Wir kommen nicht hinterher, Eltern darauf hinzuweisen, dass nicht alle Nachbarn vor deren Fenster der Spielplatz liegt supi begeistert sind von andauerndem Kinderlärm – und es einfach klar definierte Zeiten gibt, wo Ruhe herrschen darf und soll – weil man auch diesen Nachbarn diese Ruhe ab und zu gönnen darf.

Wir kommen nicht hinterher Eltern darauf hinzuweisen, dass man Müll wieder mitnehmen kann – wenn der Mülleimer voll ist – und man überhaupt Müll nicht einfach hinschmeißt und liegen lässt, sondern in den Mülleimer tun kann (solange dieser eben nicht voll ist.)

Mittlerweile müssen sich Eltern – also Mieter unserer Wohnanlage – richtig blöde anpampen lassen von Eltern, die eindeutig nicht in unserer Anlage wohnen (man kennt sich halt dann doch mit der Zeit), wenn sie diese darum bitten, dass ihre Kinder auch mal mit dem Karussell fahren möchten oder darauf hinweisen, dass man die um den Spielplatz neu angelegte Grünanlage gar nicht von deren Kindern zerstört sehen will.

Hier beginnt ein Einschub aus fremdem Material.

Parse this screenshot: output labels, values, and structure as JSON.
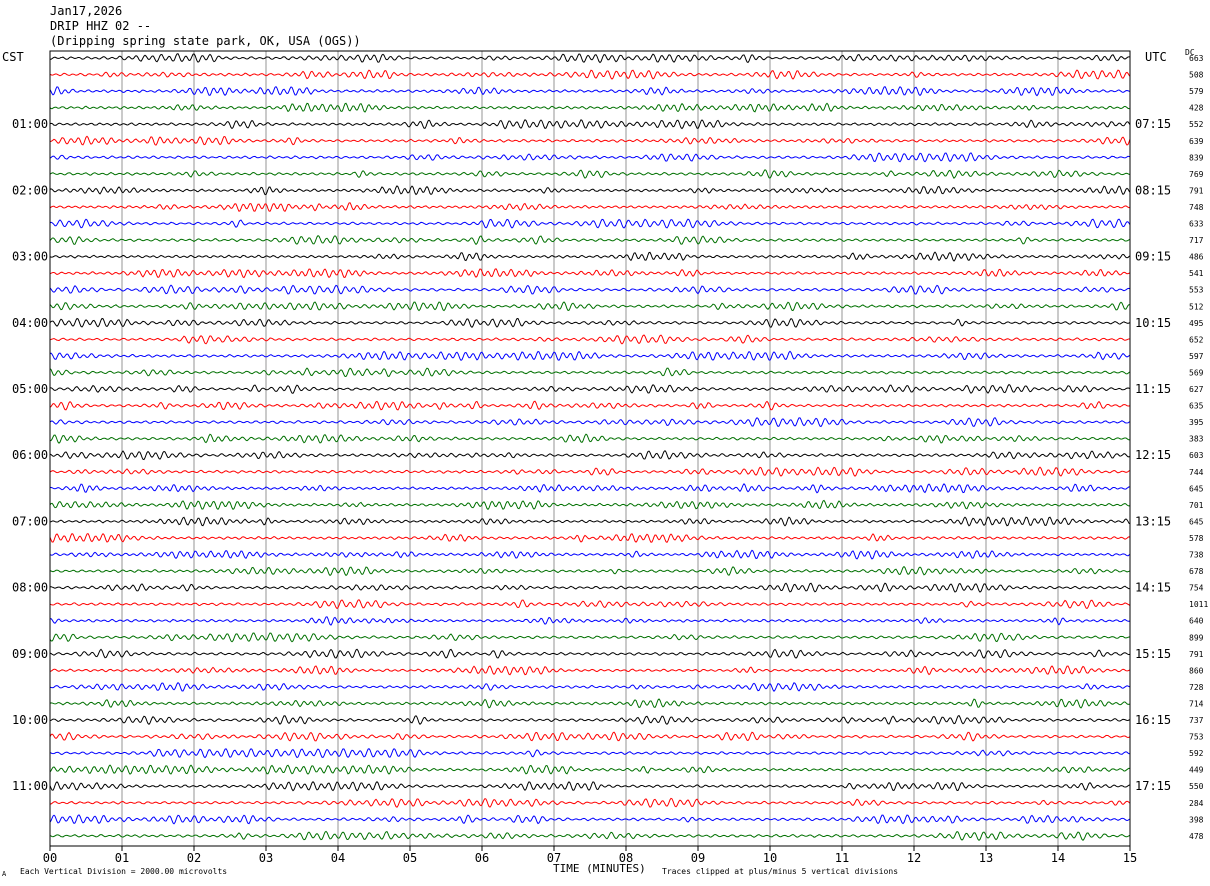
{
  "header": {
    "date": "Jan17,2026",
    "station": "DRIP HHZ 02 --",
    "location": "(Dripping spring state park, OK, USA (OGS))"
  },
  "left_timezone": "CST",
  "right_timezone": "UTC",
  "dc_label": "DC",
  "footer": {
    "scale_note": "Each Vertical Division = 2000.00 microvolts",
    "axis_title": "TIME (MINUTES)",
    "clip_note": "Traces clipped at plus/minus 5 vertical divisions",
    "corner_mark": "A"
  },
  "colors": {
    "trace_cycle": [
      "#000000",
      "#ff0000",
      "#0000ff",
      "#007000"
    ],
    "grid": "#7a7a7a"
  },
  "chart_data": {
    "type": "line",
    "title": "",
    "xlabel": "TIME (MINUTES)",
    "xlim": [
      0,
      15
    ],
    "x_ticks": [
      "00",
      "01",
      "02",
      "03",
      "04",
      "05",
      "06",
      "07",
      "08",
      "09",
      "10",
      "11",
      "12",
      "13",
      "14",
      "15"
    ],
    "traces_per_hour": 4,
    "trace_count": 48,
    "left_hour_labels": [
      "01:00",
      "02:00",
      "03:00",
      "04:00",
      "05:00",
      "06:00",
      "07:00",
      "08:00",
      "09:00",
      "10:00",
      "11:00"
    ],
    "right_hour_labels": [
      "07:15",
      "08:15",
      "09:15",
      "10:15",
      "11:15",
      "12:15",
      "13:15",
      "14:15",
      "15:15",
      "16:15",
      "17:15"
    ],
    "dc_offsets": [
      "663",
      "508",
      "579",
      "428",
      "552",
      "639",
      "839",
      "769",
      "791",
      "748",
      "633",
      "717",
      "486",
      "541",
      "553",
      "512",
      "495",
      "652",
      "597",
      "569",
      "627",
      "635",
      "395",
      "383",
      "603",
      "744",
      "645",
      "701",
      "645",
      "578",
      "738",
      "678",
      "754",
      "1011",
      "640",
      "899",
      "791",
      "860",
      "728",
      "714",
      "737",
      "753",
      "592",
      "449",
      "550",
      "284",
      "398",
      "478"
    ]
  }
}
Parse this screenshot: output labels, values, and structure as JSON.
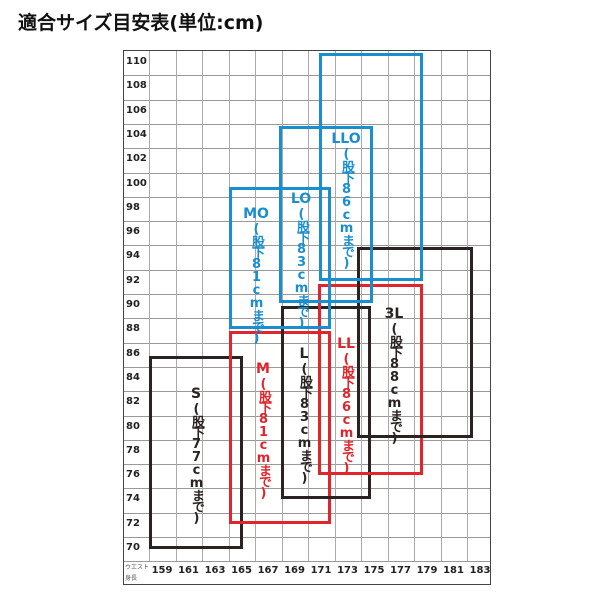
{
  "title": "適合サイズ目安表(単位:cm)",
  "axis": {
    "corner_top": "ウエスト",
    "corner_bottom": "身長",
    "waist_labels": [
      "110",
      "108",
      "106",
      "104",
      "102",
      "100",
      "98",
      "96",
      "94",
      "92",
      "90",
      "88",
      "86",
      "84",
      "82",
      "80",
      "78",
      "76",
      "74",
      "72",
      "70"
    ],
    "height_labels": [
      "159",
      "161",
      "163",
      "165",
      "167",
      "169",
      "171",
      "173",
      "175",
      "177",
      "179",
      "181",
      "183"
    ]
  },
  "colors": {
    "black": "#2a2322",
    "red": "#e0262c",
    "blue": "#1a8fd0"
  },
  "sizes": [
    {
      "id": "s",
      "name": "S",
      "inseam": "(股下77cmまで)",
      "color": "black",
      "waist": [
        70,
        86
      ]
    },
    {
      "id": "m",
      "name": "M",
      "inseam": "(股下81cmまで)",
      "color": "red",
      "waist": [
        72,
        88
      ]
    },
    {
      "id": "l",
      "name": "L",
      "inseam": "(股下83cmまで)",
      "color": "black",
      "waist": [
        74,
        90
      ]
    },
    {
      "id": "ll",
      "name": "LL",
      "inseam": "(股下86cmまで)",
      "color": "red",
      "waist": [
        76,
        92
      ]
    },
    {
      "id": "3l",
      "name": "3L",
      "inseam": "(股下88cmまで)",
      "color": "black",
      "waist": [
        79,
        95
      ]
    },
    {
      "id": "mo",
      "name": "MO",
      "inseam": "(股下81cmまで)",
      "color": "blue",
      "waist": [
        88,
        100
      ]
    },
    {
      "id": "lo",
      "name": "LO",
      "inseam": "(股下83cmまで)",
      "color": "blue",
      "waist": [
        90,
        105
      ]
    },
    {
      "id": "llo",
      "name": "LLO",
      "inseam": "(股下86cmまで)",
      "color": "blue",
      "waist": [
        92,
        110
      ]
    }
  ]
}
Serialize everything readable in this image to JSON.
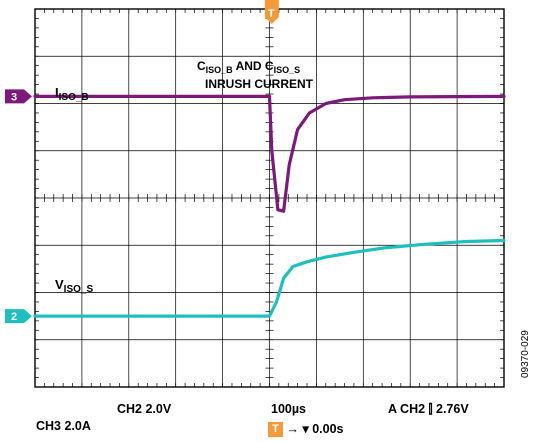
{
  "chart_data": {
    "type": "line",
    "title_prefix_1": "C",
    "title_sub_1": "ISO_B",
    "title_and": " AND C",
    "title_sub_2": "ISO_S",
    "title_line_2": "INRUSH CURRENT",
    "grid": true,
    "divisions": {
      "x": 10,
      "y": 8
    },
    "trigger_marker": "T",
    "series": [
      {
        "name_main": "I",
        "name_sub": "ISO_B",
        "channel_marker": "3",
        "color": "#7b1a7a",
        "x_div": [
          0,
          5.0,
          5.05,
          5.18,
          5.3,
          5.42,
          5.6,
          5.85,
          6.2,
          6.6,
          7.2,
          8.0,
          10
        ],
        "y_div": [
          2.15,
          2.15,
          1.0,
          -0.25,
          -0.28,
          0.7,
          1.45,
          1.8,
          2.0,
          2.08,
          2.12,
          2.14,
          2.15
        ]
      },
      {
        "name_main": "V",
        "name_sub": "ISO_S",
        "channel_marker": "2",
        "color": "#1fbfbf",
        "x_div": [
          0,
          5.0,
          5.15,
          5.3,
          5.5,
          5.8,
          6.2,
          6.8,
          7.5,
          8.3,
          9.2,
          10
        ],
        "y_div": [
          -2.5,
          -2.5,
          -2.2,
          -1.7,
          -1.45,
          -1.35,
          -1.25,
          -1.15,
          -1.05,
          -0.98,
          -0.92,
          -0.9
        ]
      }
    ]
  },
  "readout": {
    "ch2_scale": "CH2  2.0V",
    "ch3_scale": "CH3  2.0A",
    "timebase": "100µs",
    "trigger_setting": "A  CH2  ⫿  2.76V",
    "trigger_offset_prefix": "→ ▾",
    "trigger_offset": "0.00s",
    "trigger_icon": "T"
  },
  "figure_id": "09370-029",
  "colors": {
    "trace_i": "#7b1a7a",
    "trace_v": "#1fbfbf",
    "trigger": "#f59a3b"
  }
}
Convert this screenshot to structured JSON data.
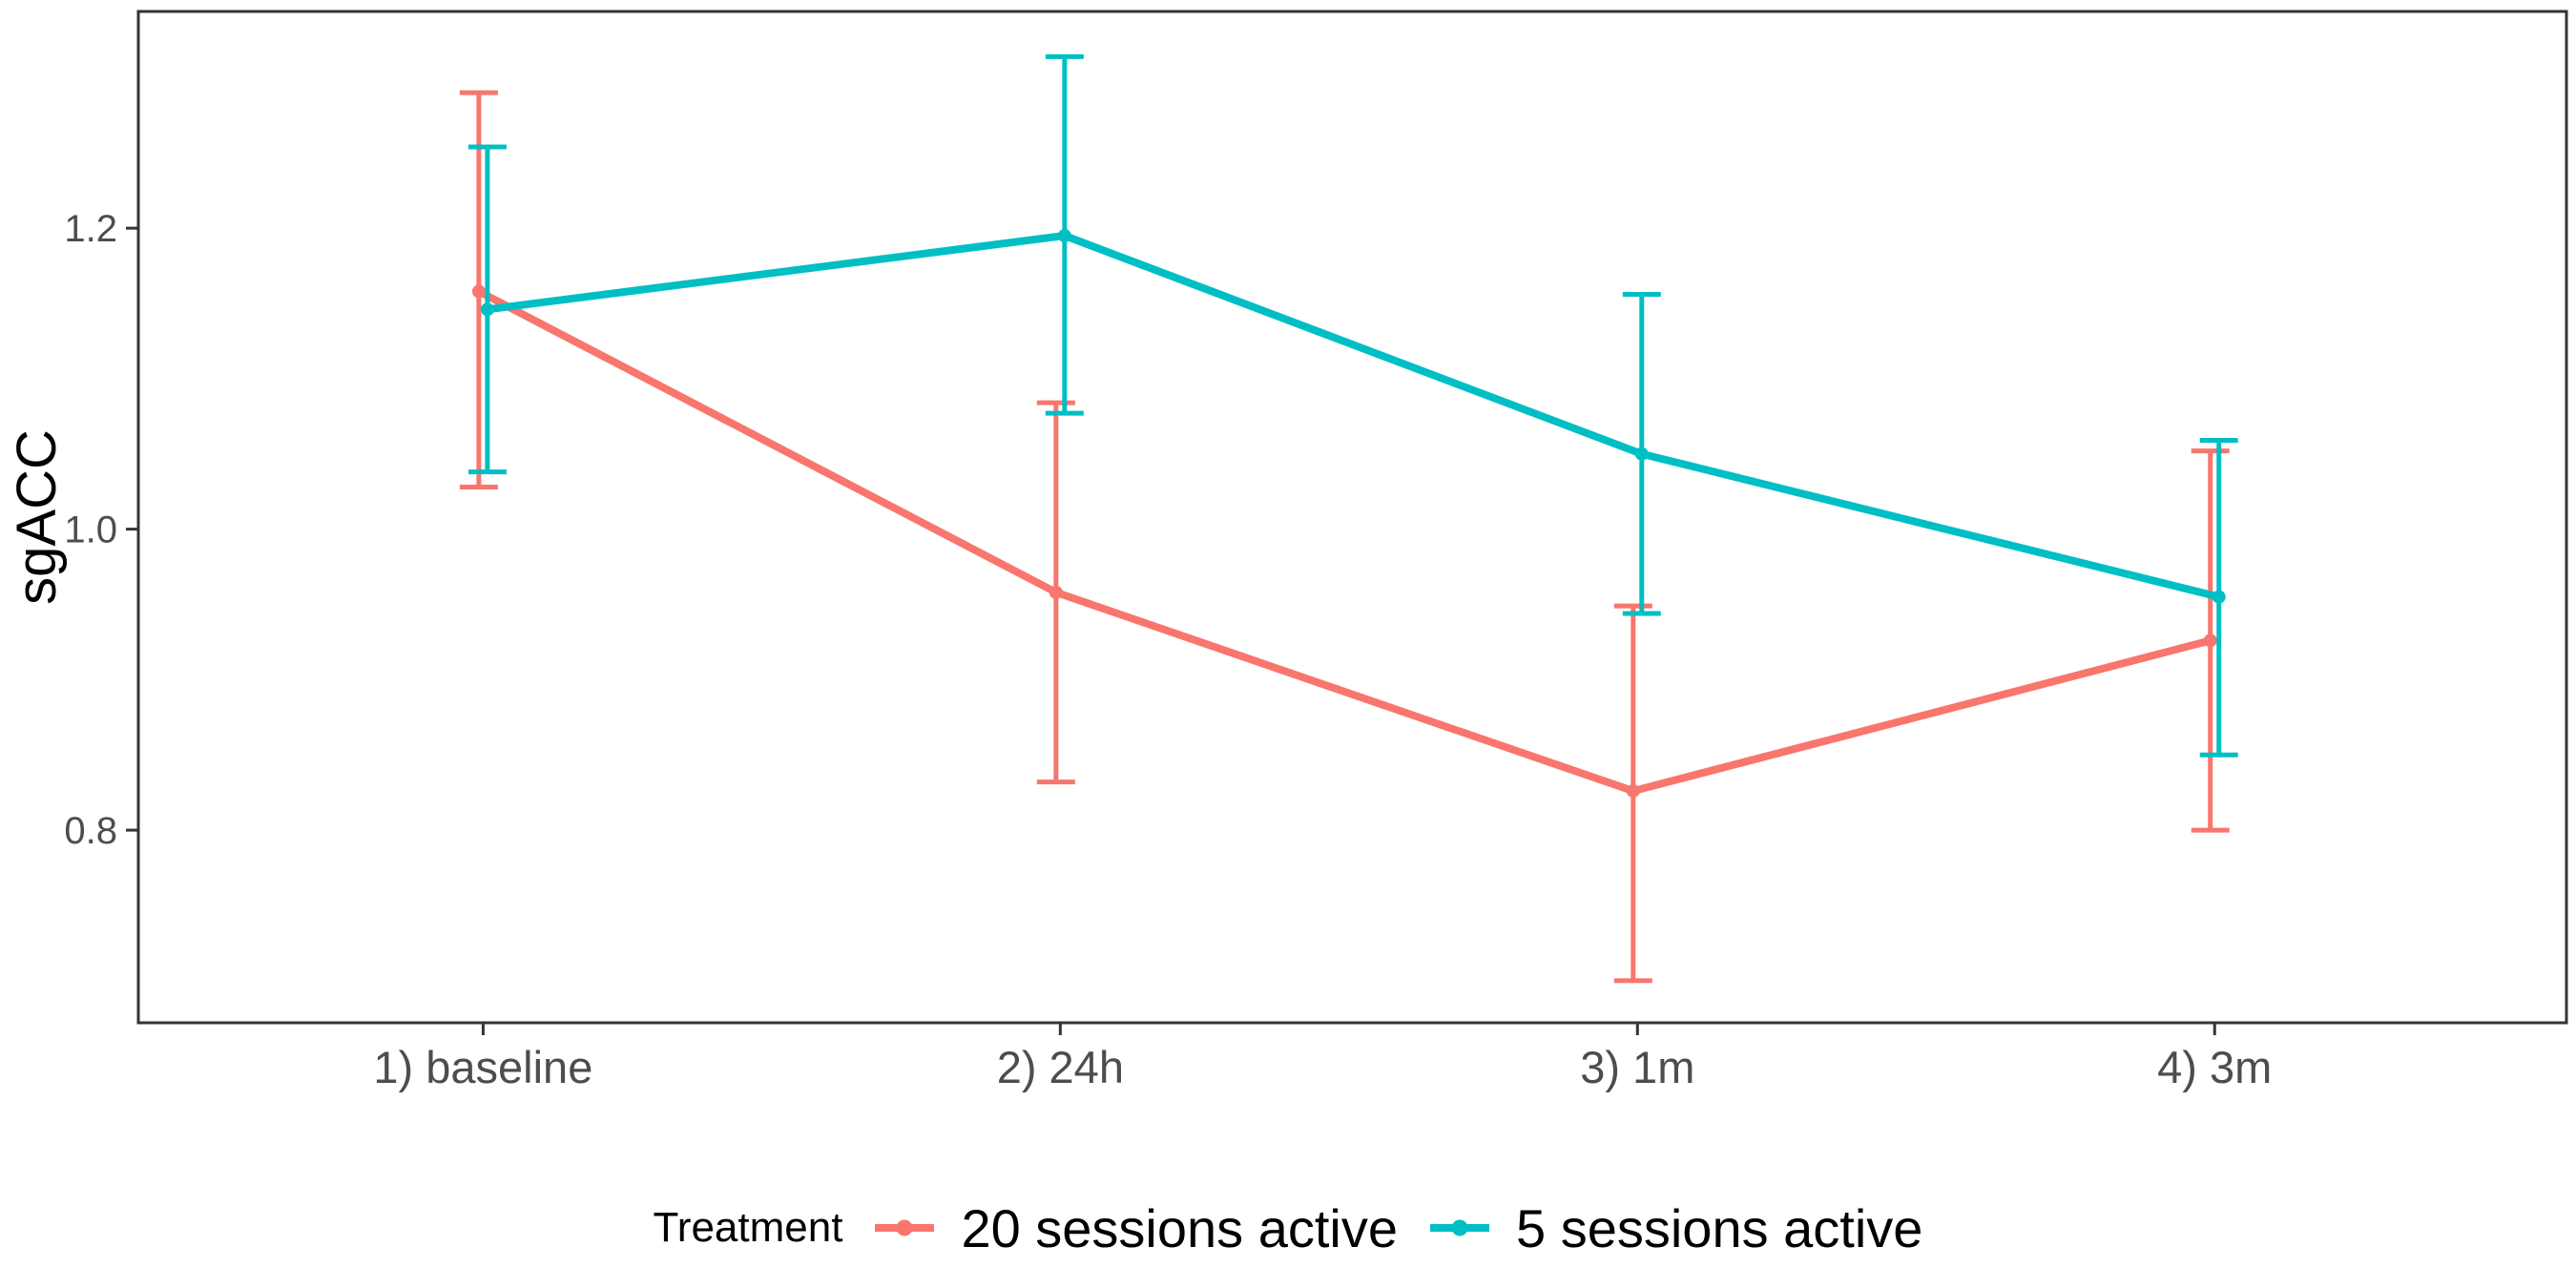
{
  "chart_data": {
    "type": "line",
    "title": "",
    "xlabel": "",
    "ylabel": "sgACC",
    "categories": [
      "1) baseline",
      "2) 24h",
      "3) 1m",
      "4) 3m"
    ],
    "y_ticks": [
      {
        "value": 1.2,
        "label": "1.2"
      },
      {
        "value": 1.0,
        "label": "1.0"
      },
      {
        "value": 0.8,
        "label": "0.8"
      }
    ],
    "ylim": [
      0.672,
      1.344
    ],
    "grid": false,
    "panel_border": true,
    "error_bars": true,
    "legend_position": "bottom",
    "legend_title": "Treatment",
    "series": [
      {
        "name": "20 sessions active",
        "color": "#F8766D",
        "values": [
          1.158,
          0.958,
          0.826,
          0.926
        ],
        "ymin": [
          1.028,
          0.832,
          0.7,
          0.8
        ],
        "ymax": [
          1.29,
          1.084,
          0.949,
          1.052
        ]
      },
      {
        "name": "5 sessions active",
        "color": "#00BFC4",
        "values": [
          1.146,
          1.195,
          1.05,
          0.955
        ],
        "ymin": [
          1.038,
          1.077,
          0.944,
          0.85
        ],
        "ymax": [
          1.254,
          1.314,
          1.156,
          1.059
        ]
      }
    ],
    "colors": {
      "axis": "#343434",
      "tick_label": "#4D4D4D",
      "axis_title": "#000000",
      "background": "#FFFFFF"
    }
  }
}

Oder Mieter werden angepflaumt, wenn sie Abends nach acht Uhr dann doch um etwas Ruhe bitten. (Und ich kann die verstehen, selbst ich kann jetzt im Sommer – obwohl meine Wohnung am anderen Ende liegt – nicht mehr telefonieren bei offenem Fenster.)

Also dieses Gespür, dass der Spielplatz gar kein so öffentlicher Spielplatz ist, wie von manchen Eltern hingenommen, ein Gespür sich wie Gäste zu benehmen, die diese Eltern mit ihren Kindern nun mal hier sind – die auch wirklich als solche am Anfang herzlich willkommen waren, lassen leider erstaunlich viele Eltern wirklich missen. In einer Art und Weise, die uns Mieter hier seit Wochen nur noch fragend zurück lässt.

Heute kam dann das Anschreiben der Genossenschaft. Die Türe bekommen Schlösser Anfang des kommenden Monats aus genau den oben genannten Gründen, dem Spielplatz wird sein halböffentlicher Status in Gänze entzogen. Einfach weil anwohnende Nachbarn keine Lust haben auf die hier wohnenden Nachbarn und deren Eigentum (Genossenschaft = Anteilseigner) Rücksicht zu nehmen – und sich nicht benehmen möchten.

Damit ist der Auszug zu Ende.